ROMA – Le favole a volte, si sa, si avverano. Io me lo ricordo bene, Luchino, fragile e ossuto, che giocava a calcetto con gli amici e con mia figlia per il suo decimo compleanno. Noi genitori a guardare e a sorridere, compiaciuto ovviamente. Beh, Luchino già allora mostrava una certa sapienza nel toccare la palla ma soprattutto nel muoversi in campo. Segaligno, mi ricordava nei movimenti e nella postura il grande Toninho Cerezo… Non esageriamo, mi dicevo, e ci dicevamo con Massimo, il padre.
Poi Luca passa dal Centro Calcio dell’Acquacetosa alla Roma e lì si fa tutta la trafila, fino a diventare uno dei pilastri della Primavera, quella Primavera dei ’95 che proprio poche ore fa ha consegnato ai lustri rossoneri il bravissimo Romagnoli.
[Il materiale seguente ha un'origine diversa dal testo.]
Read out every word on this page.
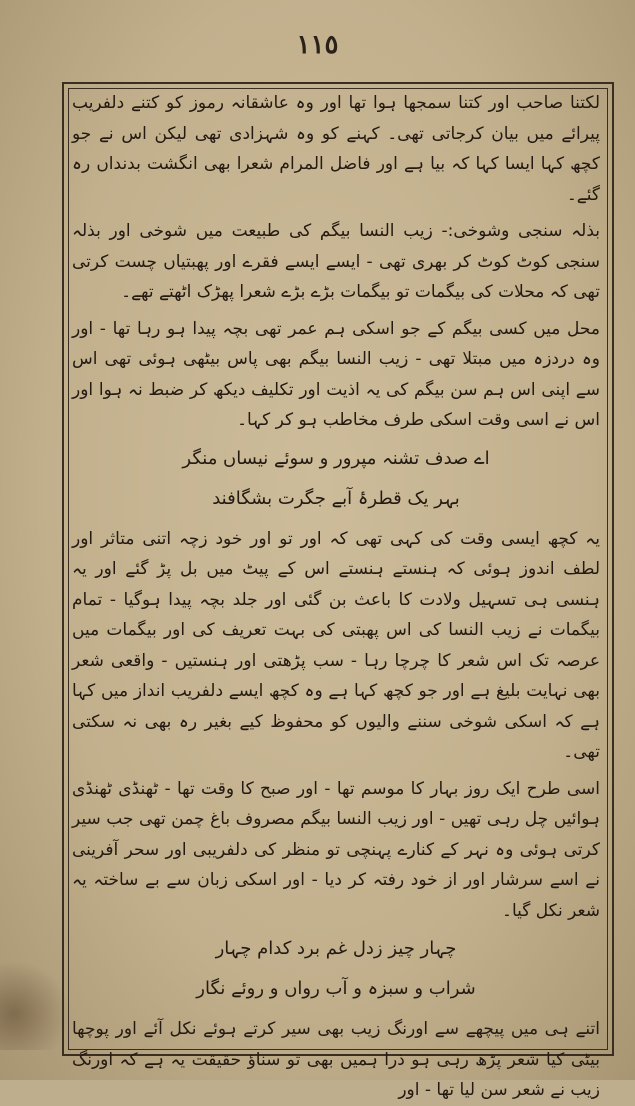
١١٥

لکتنا صاحب اور کتنا سمجھا ہوا تھا اور وہ عاشقانہ رموز کو کتنے دلفریب پیرائے میں بیان کرجاتی تھی۔ کہنے کو وہ شہزادی تھی لیکن اس نے جو کچھ کہا ایسا کہا کہ بیا ہے اور فاضل المرام شعرا بھی انگشت بدنداں رہ گئے۔

بذلہ سنجی وشوخی:- زیب النسا بیگم کی طبیعت میں شوخی اور بذلہ سنجی کوٹ کوٹ کر بھری تھی - ایسے ایسے فقرے اور پھبتیاں چست کرتی تھی کہ محلات کی بیگمات تو بیگمات بڑے بڑے شعرا پھڑک اٹھتے تھے۔

محل میں کسی بیگم کے جو اسکی ہم عمر تھی بچہ پیدا ہو رہا تھا - اور وہ دردزہ میں مبتلا تھی - زیب النسا بیگم بھی پاس بیٹھی ہوئی تھی اس سے اپنی اس ہم سن بیگم کی یہ اذیت اور تکلیف دیکھ کر ضبط نہ ہوا اور اس نے اسی وقت اسکی طرف مخاطب ہو کر کہا۔

اے صدف تشنہ مپرور و سوئے نیساں منگر

بہر یک قطرۂ آبے جگرت بشگافند

یہ کچھ ایسی وقت کی کہی تھی کہ اور تو اور خود زچہ اتنی متاثر اور لطف اندوز ہوئی کہ ہنستے ہنستے اس کے پیٹ میں بل پڑ گئے اور یہ ہنسی ہی تسہیل ولادت کا باعث بن گئی اور جلد بچہ پیدا ہوگیا - تمام بیگمات نے زیب النسا کی اس پھبتی کی بہت تعریف کی اور بیگمات میں عرصہ تک اس شعر کا چرچا رہا - سب پڑھتی اور ہنستیں - واقعی شعر بھی نہایت بلیغ ہے اور جو کچھ کہا ہے وہ کچھ ایسے دلفریب انداز میں کہا ہے کہ اسکی شوخی سننے والیوں کو محفوظ کیے بغیر رہ بھی نہ سکتی تھی۔

اسی طرح ایک روز بہار کا موسم تھا - اور صبح کا وقت تھا - ٹھنڈی ٹھنڈی ہوائیں چل رہی تھیں - اور زیب النسا بیگم مصروف باغ چمن تھی جب سیر کرتی ہوئی وہ نہر کے کنارے پہنچی تو منظر کی دلفریبی اور سحر آفرینی نے اسے سرشار اور از خود رفتہ کر دیا - اور اسکی زبان سے بے ساختہ یہ شعر نکل گیا۔

چہار چیز زدل غم برد کدام چہار

شراب و سبزہ و آب رواں و روئے نگار

اتنے ہی میں پیچھے سے اورنگ زیب بھی سیر کرتے ہوئے نکل آئے اور پوچھا بیٹی کیا شعر پڑھ رہی ہو ذرا ہمیں بھی تو سناؤ حقیقت یہ ہے کہ اورنگ زیب نے شعر سن لیا تھا - اور
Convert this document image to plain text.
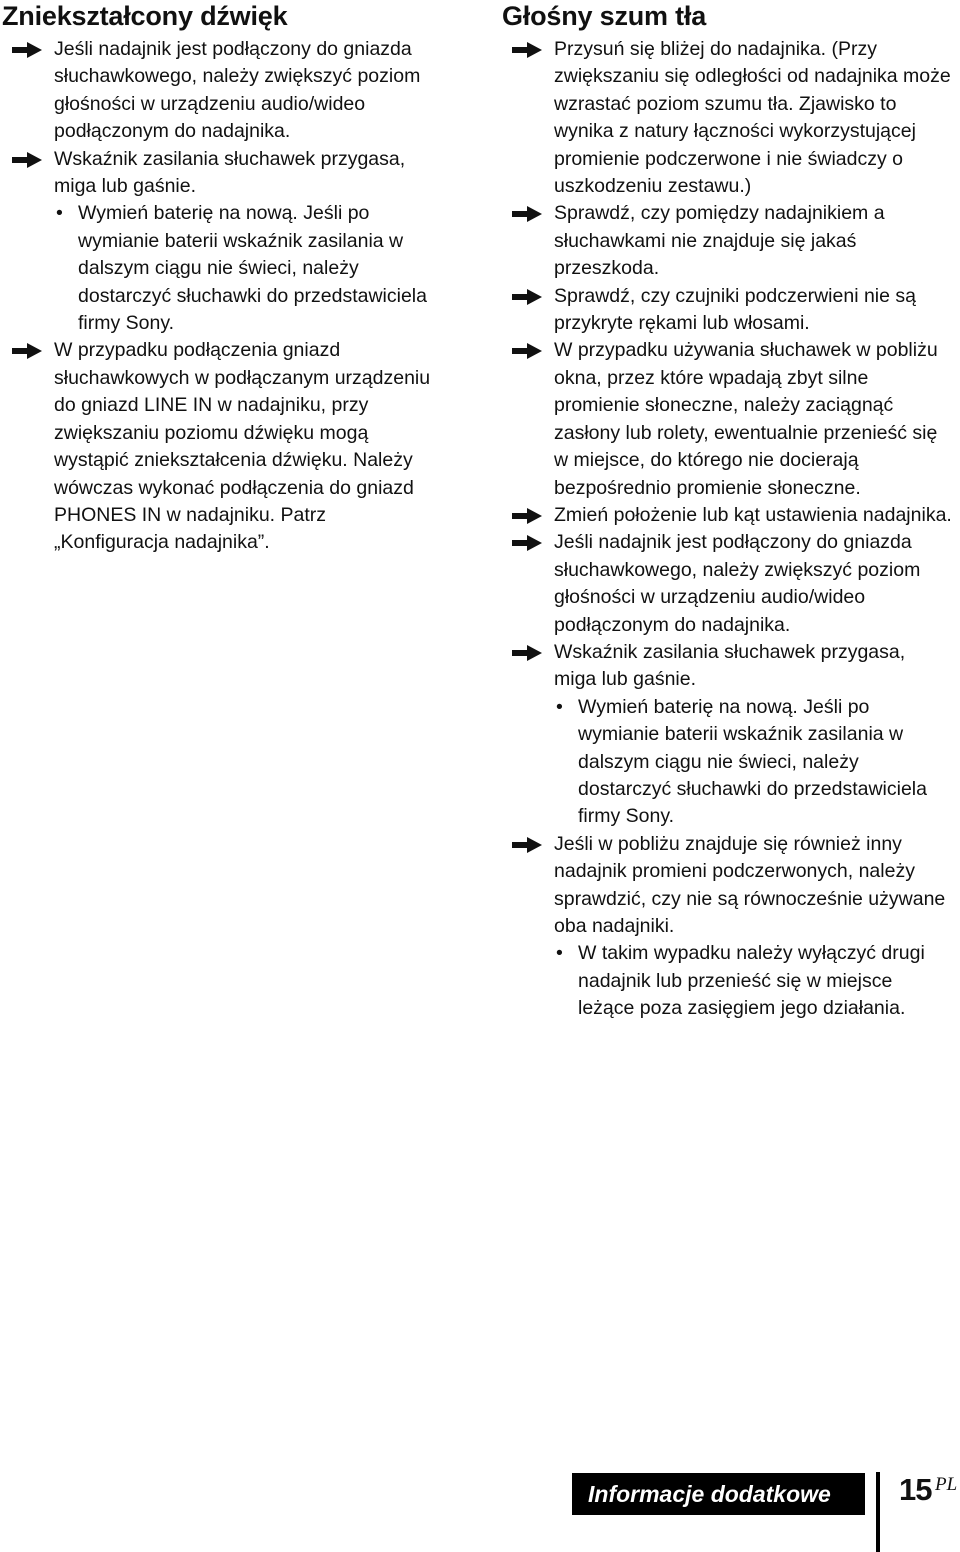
Zniekształcony dźwięk
Jeśli nadajnik jest podłączony do gniazda słuchawkowego, należy zwiększyć poziom głośności w urządzeniu audio/wideo podłączonym do nadajnika.
Wskaźnik zasilania słuchawek przygasa, miga lub gaśnie.
• Wymień baterię na nową. Jeśli po wymianie baterii wskaźnik zasilania w dalszym ciągu nie świeci, należy dostarczyć słuchawki do przedstawiciela firmy Sony.
W przypadku podłączenia gniazd słuchawkowych w podłączanym urządzeniu do gniazd LINE IN w nadajniku, przy zwiększaniu poziomu dźwięku mogą wystąpić zniekształcenia dźwięku. Należy wówczas wykonać podłączenia do gniazd PHONES IN w nadajniku. Patrz „Konfiguracja nadajnika”.
Głośny szum tła
Przysuń się bliżej do nadajnika. (Przy zwiększaniu się odległości od nadajnika może wzrastać poziom szumu tła. Zjawisko to wynika z natury łączności wykorzystującej promienie podczerwone i nie świadczy o uszkodzeniu zestawu.)
Sprawdź, czy pomiędzy nadajnikiem a słuchawkami nie znajduje się jakaś przeszkoda.
Sprawdź, czy czujniki podczerwieni nie są przykryte rękami lub włosami.
W przypadku używania słuchawek w pobliżu okna, przez które wpadają zbyt silne promienie słoneczne, należy zaciągnąć zasłony lub rolety, ewentualnie przenieść się w miejsce, do którego nie docierają bezpośrednio promienie słoneczne.
Zmień położenie lub kąt ustawienia nadajnika.
Jeśli nadajnik jest podłączony do gniazda słuchawkowego, należy zwiększyć poziom głośności w urządzeniu audio/wideo podłączonym do nadajnika.
Wskaźnik zasilania słuchawek przygasa, miga lub gaśnie.
• Wymień baterię na nową. Jeśli po wymianie baterii wskaźnik zasilania w dalszym ciągu nie świeci, należy dostarczyć słuchawki do przedstawiciela firmy Sony.
Jeśli w pobliżu znajduje się również inny nadajnik promieni podczerwonych, należy sprawdzić, czy nie są równocześnie używane oba nadajniki.
• W takim wypadku należy wyłączyć drugi nadajnik lub przenieść się w miejsce leżące poza zasięgiem jego działania.
Informacje dodatkowe	15 PL
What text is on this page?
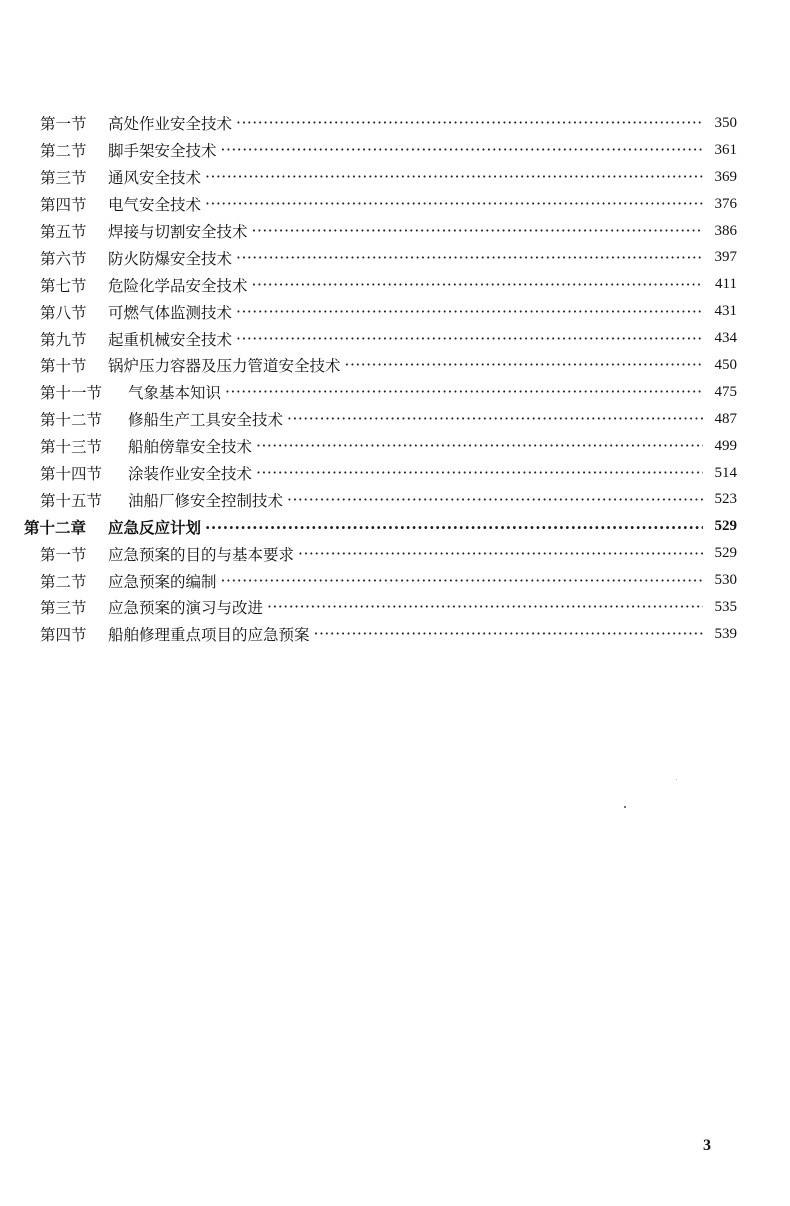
第一节 高处作业安全技术 ·····	350
第二节 脚手架安全技术 ·····	361
第三节 通风安全技术 ·····	369
第四节 电气安全技术 ·····	376
第五节 焊接与切割安全技术 ·····	386
第六节 防火防爆安全技术 ·····	397
第七节 危险化学品安全技术 ·····	411
第八节 可燃气体监测技术 ·····	431
第九节 起重机械安全技术 ·····	434
第十节 锅炉压力容器及压力管道安全技术 ·····	450
第十一节 气象基本知识 ·····	475
第十二节 修船生产工具安全技术 ·····	487
第十三节 船舶傍靠安全技术 ·····	499
第十四节 涂装作业安全技术 ·····	514
第十五节 油船厂修安全控制技术 ·····	523
第十二章 应急反应计划 ·····	529
第一节 应急预案的目的与基本要求 ·····	529
第二节 应急预案的编制 ·····	530
第三节 应急预案的演习与改进 ·····	535
第四节 船舶修理重点项目的应急预案 ·····	539
3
Mazzitelli e Romagnoli erano i più bravi di quella squadra, a mio modo di vedere naturalmente. Romagnoli ha la fortuna di giocare in un ruolo meno delicato di quello di Luca, perché lo sappiamo tutti che a centrocampo è una Cambogia, e che quando hai vent’anni ancora da compiere e ti trovi in serie B al Brescia con avversari che se potessero ti azzannerebbero un polpaccio, mentalmente – non solo fisicamente – è dura.
Luca lo sa, deve starci soprattutto con la testa perché avere vent’anni non sempre è un’arma in più, nel calcio. Avere vent’anni e giocare col numero 8 sulle spalle non deve essere facile per niente. Ma Luca lo sa, e ha già superato con successo un esame all’Università. Luca lo sa, e con quella di Spezia è la seconda partita da titolarissimo che si gioca in un match ufficiale.